Die sagenumwobene Loreley, die mit ihrem lieblichen Gesang die Seeleute in ihren Bann zieht und sie mit Ihren Schiffen auflaufen lässt. Leider nur ein Märchen und eher lasch.
Zu Gast bei Verwandten: Ein Stückchen Grün in Niederkassel, das mit sehr viel Liebe zu einem Wohlfühlort gemacht wurde. Die heimische Atmosphäre ließ uns nur schwer Abschied nehmen.
Strandartige Verhältnisse bei Koblenz machten uns die Überlegung leicht, heute mal wieder unter freiem Himmel zu schlafen. Mit ein bisschen mehr Sonne hätten wir uns beinahe wie im Urlaub gefühlt. Leider regnete es nachts und weil wir zu faul waren das Zelt aufzubauen, entschieden wir uns das im Bild vor Sevi liegende Tarp ( ein wasserdichte Spannplane ) über uns zu legen, um uns vor dem Regen zu schützen.
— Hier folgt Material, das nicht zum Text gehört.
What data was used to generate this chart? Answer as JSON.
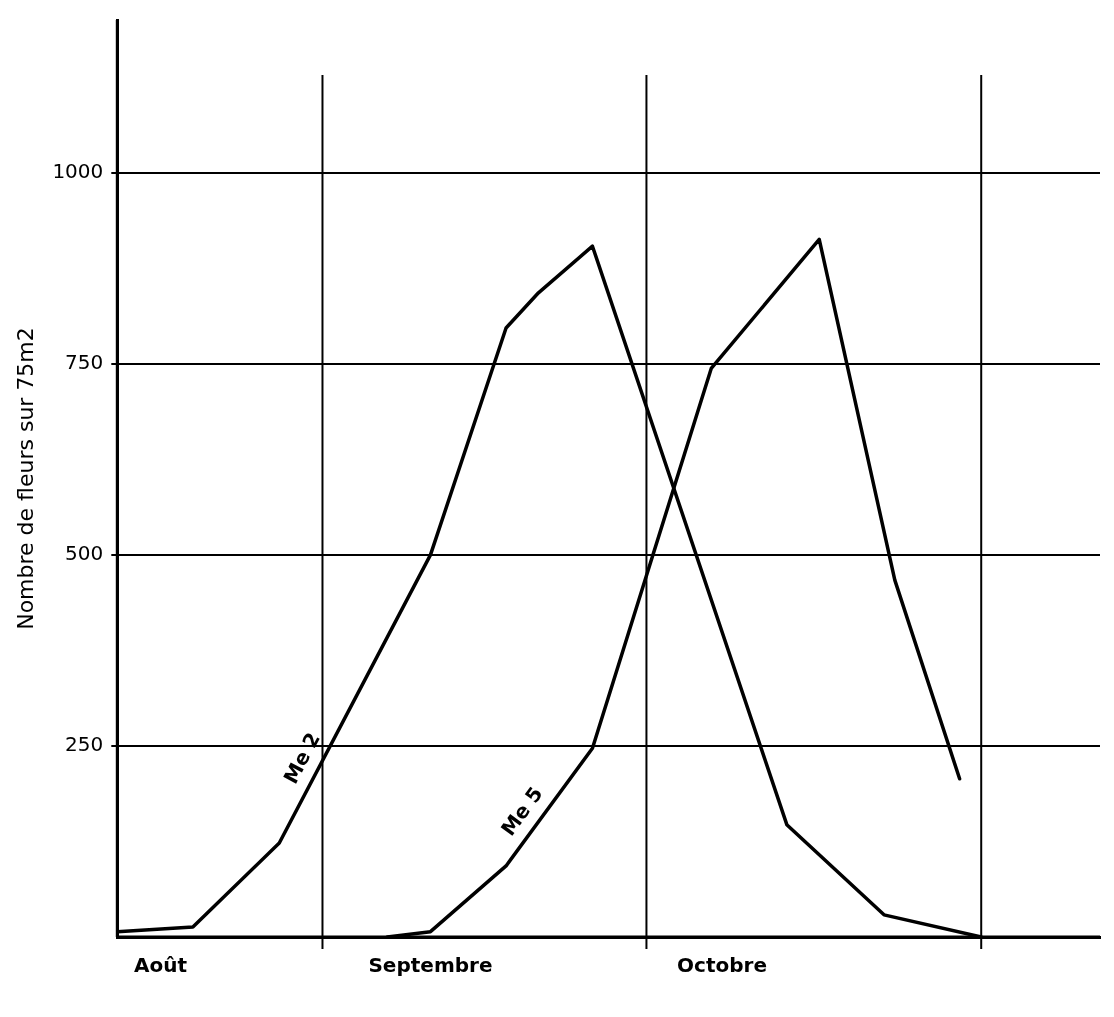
{
  "chart_data": {
    "type": "line",
    "ylabel": "Nombre de fleurs sur 75m2",
    "xlim": [
      "--08-13",
      "--11-12"
    ],
    "xticks": [
      {
        "value": "--08-17",
        "label": "Août"
      },
      {
        "value": "--09-11",
        "label": "Septembre"
      },
      {
        "value": "--10-08",
        "label": "Octobre"
      }
    ],
    "ylim": [
      0,
      1200
    ],
    "yticks": [
      250,
      500,
      750,
      1000
    ],
    "grid": "y",
    "legend": false,
    "marker": "none",
    "line_style": "solid",
    "ref_lines": [
      {
        "axis": "x",
        "value": "--09-01",
        "color": "#000000"
      },
      {
        "axis": "x",
        "value": "--10-01",
        "color": "#000000"
      },
      {
        "axis": "x",
        "value": "--11-01",
        "color": "#000000"
      }
    ],
    "series": [
      {
        "name": "Me 2",
        "color": "#000000",
        "x": [
          "--08-13",
          "--08-20",
          "--08-28",
          "--09-11",
          "--09-18",
          "--09-21",
          "--09-26",
          "--10-14",
          "--10-23",
          "--11-01"
        ],
        "values": [
          7,
          13,
          123,
          500,
          797,
          843,
          904,
          147,
          29,
          0
        ]
      },
      {
        "name": "Me 5",
        "color": "#000000",
        "x": [
          "--09-07",
          "--09-11",
          "--09-18",
          "--09-26",
          "--10-07",
          "--10-17",
          "--10-24",
          "--10-30"
        ],
        "values": [
          0,
          7,
          93,
          247,
          744,
          913,
          467,
          207
        ]
      }
    ]
  }
}
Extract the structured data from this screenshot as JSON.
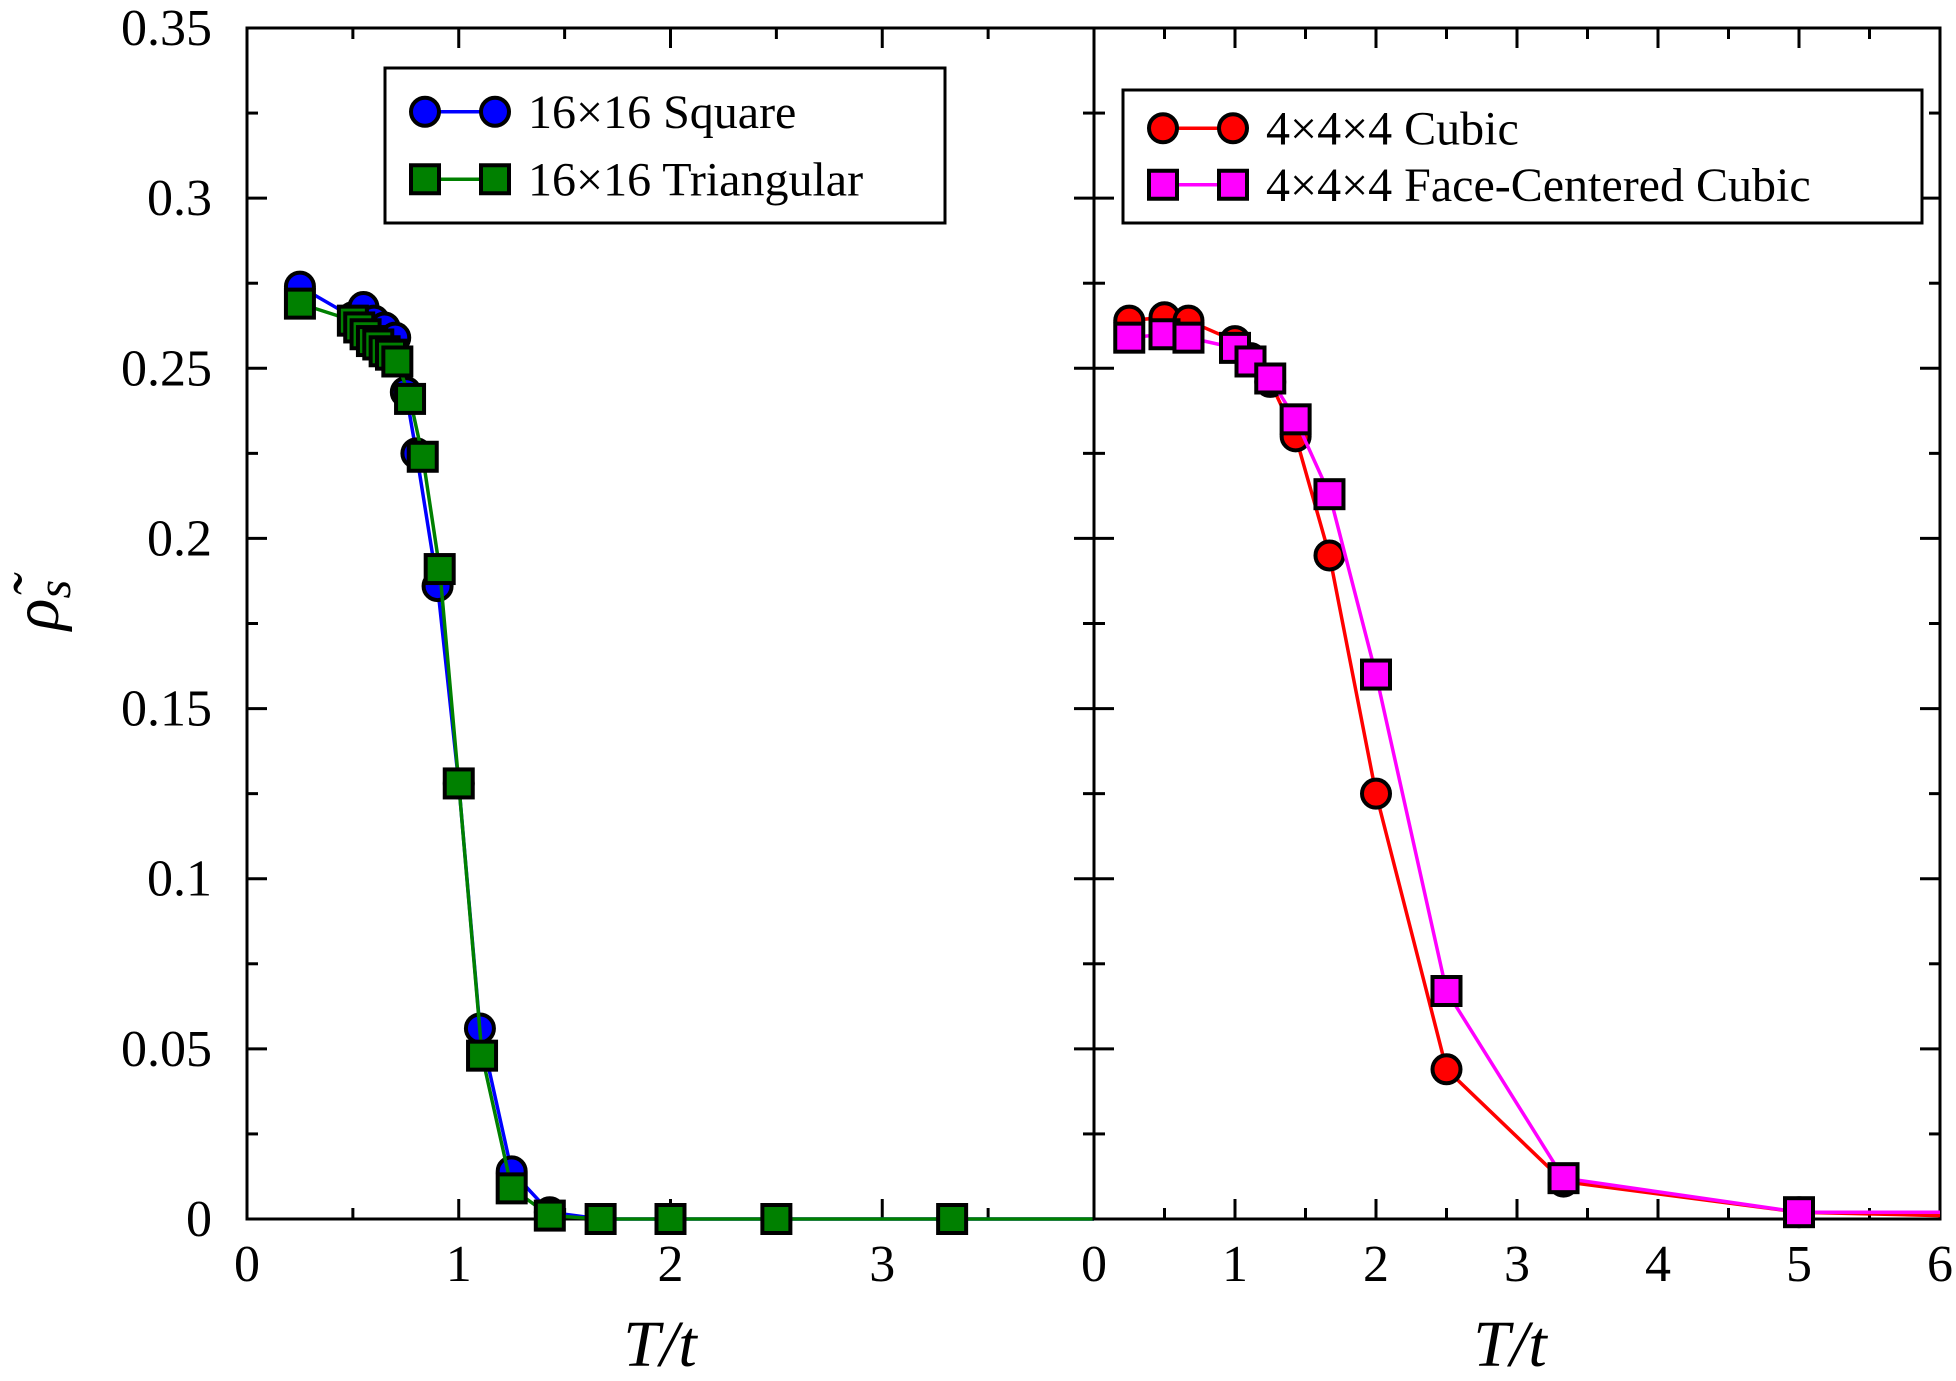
{
  "chart_data": [
    {
      "type": "line",
      "panel": "left",
      "xlabel": "T/t",
      "ylabel": "ρ̃s",
      "xlim": [
        0,
        4
      ],
      "ylim": [
        0,
        0.35
      ],
      "xticks": [
        0,
        1,
        2,
        3
      ],
      "yticks": [
        0,
        0.05,
        0.1,
        0.15,
        0.2,
        0.25,
        0.3,
        0.35
      ],
      "xtick_labels": [
        "0",
        "1",
        "2",
        "3"
      ],
      "ytick_labels": [
        "0",
        "0.05",
        "0.1",
        "0.15",
        "0.2",
        "0.25",
        "0.3",
        "0.35"
      ],
      "legend_position": "top-center",
      "series": [
        {
          "name": "16×16 Square",
          "color": "#0000ff",
          "marker": "circle",
          "x": [
            0.25,
            0.5,
            0.55,
            0.6,
            0.65,
            0.7,
            0.75,
            0.8,
            0.9,
            1.0,
            1.1,
            1.25,
            1.43,
            1.67,
            2.0,
            2.5,
            3.33,
            4.0
          ],
          "y": [
            0.274,
            0.265,
            0.268,
            0.264,
            0.262,
            0.259,
            0.243,
            0.225,
            0.186,
            0.128,
            0.056,
            0.014,
            0.002,
            0.0,
            0.0,
            0.0,
            0.0,
            0.0
          ]
        },
        {
          "name": "16×16 Triangular",
          "color": "#008000",
          "marker": "square",
          "x": [
            0.25,
            0.5,
            0.53,
            0.56,
            0.59,
            0.62,
            0.65,
            0.68,
            0.71,
            0.77,
            0.83,
            0.91,
            1.0,
            1.11,
            1.25,
            1.43,
            1.67,
            2.0,
            2.5,
            3.33,
            4.0
          ],
          "y": [
            0.269,
            0.264,
            0.262,
            0.26,
            0.258,
            0.257,
            0.255,
            0.254,
            0.252,
            0.241,
            0.224,
            0.191,
            0.128,
            0.048,
            0.009,
            0.001,
            0.0,
            0.0,
            0.0,
            0.0,
            0.0
          ]
        }
      ]
    },
    {
      "type": "line",
      "panel": "right",
      "xlabel": "T/t",
      "ylabel": "",
      "xlim": [
        0,
        6
      ],
      "ylim": [
        0,
        0.35
      ],
      "xticks": [
        0,
        1,
        2,
        3,
        4,
        5,
        6
      ],
      "xtick_labels": [
        "0",
        "1",
        "2",
        "3",
        "4",
        "5",
        "6"
      ],
      "legend_position": "top-right",
      "series": [
        {
          "name": "4×4×4 Cubic",
          "color": "#ff0000",
          "marker": "circle",
          "x": [
            0.25,
            0.5,
            0.67,
            1.0,
            1.11,
            1.25,
            1.43,
            1.67,
            2.0,
            2.5,
            3.33,
            5.0,
            6.0
          ],
          "y": [
            0.264,
            0.265,
            0.264,
            0.258,
            0.253,
            0.246,
            0.23,
            0.195,
            0.125,
            0.044,
            0.011,
            0.002,
            0.001
          ]
        },
        {
          "name": "4×4×4 Face-Centered Cubic",
          "color": "#ff00ff",
          "marker": "square",
          "x": [
            0.25,
            0.5,
            0.67,
            1.0,
            1.11,
            1.25,
            1.43,
            1.67,
            2.0,
            2.5,
            3.33,
            5.0,
            6.0
          ],
          "y": [
            0.259,
            0.26,
            0.259,
            0.256,
            0.252,
            0.247,
            0.235,
            0.213,
            0.16,
            0.067,
            0.012,
            0.002,
            0.002
          ]
        }
      ]
    }
  ]
}
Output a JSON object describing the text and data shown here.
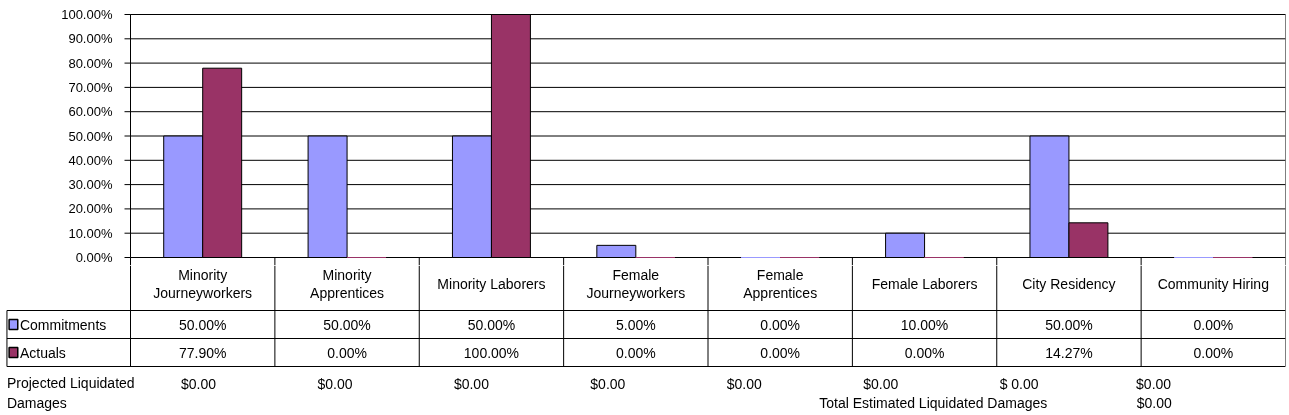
{
  "chart_data": {
    "type": "bar",
    "categories": [
      "Minority Journeyworkers",
      "Minority Apprentices",
      "Minority Laborers",
      "Female Journeyworkers",
      "Female Apprentices",
      "Female Laborers",
      "City Residency",
      "Community Hiring"
    ],
    "series": [
      {
        "name": "Commitments",
        "color": "#9999ff",
        "values": [
          50,
          50,
          50,
          5,
          0,
          10,
          50,
          0
        ],
        "value_labels": [
          "50.00%",
          "50.00%",
          "50.00%",
          "5.00%",
          "0.00%",
          "10.00%",
          "50.00%",
          "0.00%"
        ]
      },
      {
        "name": "Actuals",
        "color": "#993366",
        "values": [
          77.9,
          0,
          100,
          0,
          0,
          0,
          14.27,
          0
        ],
        "value_labels": [
          "77.90%",
          "0.00%",
          "100.00%",
          "0.00%",
          "0.00%",
          "0.00%",
          "14.27%",
          "0.00%"
        ]
      }
    ],
    "ylim": [
      0,
      100
    ],
    "yticks": [
      {
        "value": 0,
        "label": "0.00%"
      },
      {
        "value": 10,
        "label": "10.00%"
      },
      {
        "value": 20,
        "label": "20.00%"
      },
      {
        "value": 30,
        "label": "30.00%"
      },
      {
        "value": 40,
        "label": "40.00%"
      },
      {
        "value": 50,
        "label": "50.00%"
      },
      {
        "value": 60,
        "label": "60.00%"
      },
      {
        "value": 70,
        "label": "70.00%"
      },
      {
        "value": 80,
        "label": "80.00%"
      },
      {
        "value": 90,
        "label": "90.00%"
      },
      {
        "value": 100,
        "label": "100.00%"
      }
    ],
    "grid": "y",
    "legend": "bottom left",
    "annotations": [
      "Projected Liquidated Damages",
      "$0.00",
      "$0.00",
      "$0.00",
      "$0.00",
      "$0.00",
      "$0.00",
      "$ 0.00",
      "$0.00",
      "Total Estimated Liquidated Damages",
      "$0.00"
    ]
  }
}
Blöderweise ging diese Idee nach hinten los, da sich auf der Innenseite des Tarps durch unser Atmen Kondenswasser bildete und wir am nächsten Morgen trotzdem nass waren.
Wir kamen leider nicht in den Geschmack dieses Zeitgenossen da er schon bevor wir uns trafen das zeitliche segnete.
Das Durchqueren von Großstädten mit unsern schwer beladenen Fahrrädern führt bei uns leicht zu einem anaphylaktischen Schock, denn wir mussen unsere Fahrräder, sowie die Umgebung, permanent im Auge behalten.
Wusstet ihr schon, dass der Jannis klamm heimlich ein Restaurant im Ruhrpott eröffnet hat
Schöne Tiere! Sie werden leider unseren Beobachtungen nach von ihren Weisen Artgenossen ausgeschlossen.
Unsere Essgewohnheiten nehmen langsam aber sicher exorbitante Mengen an.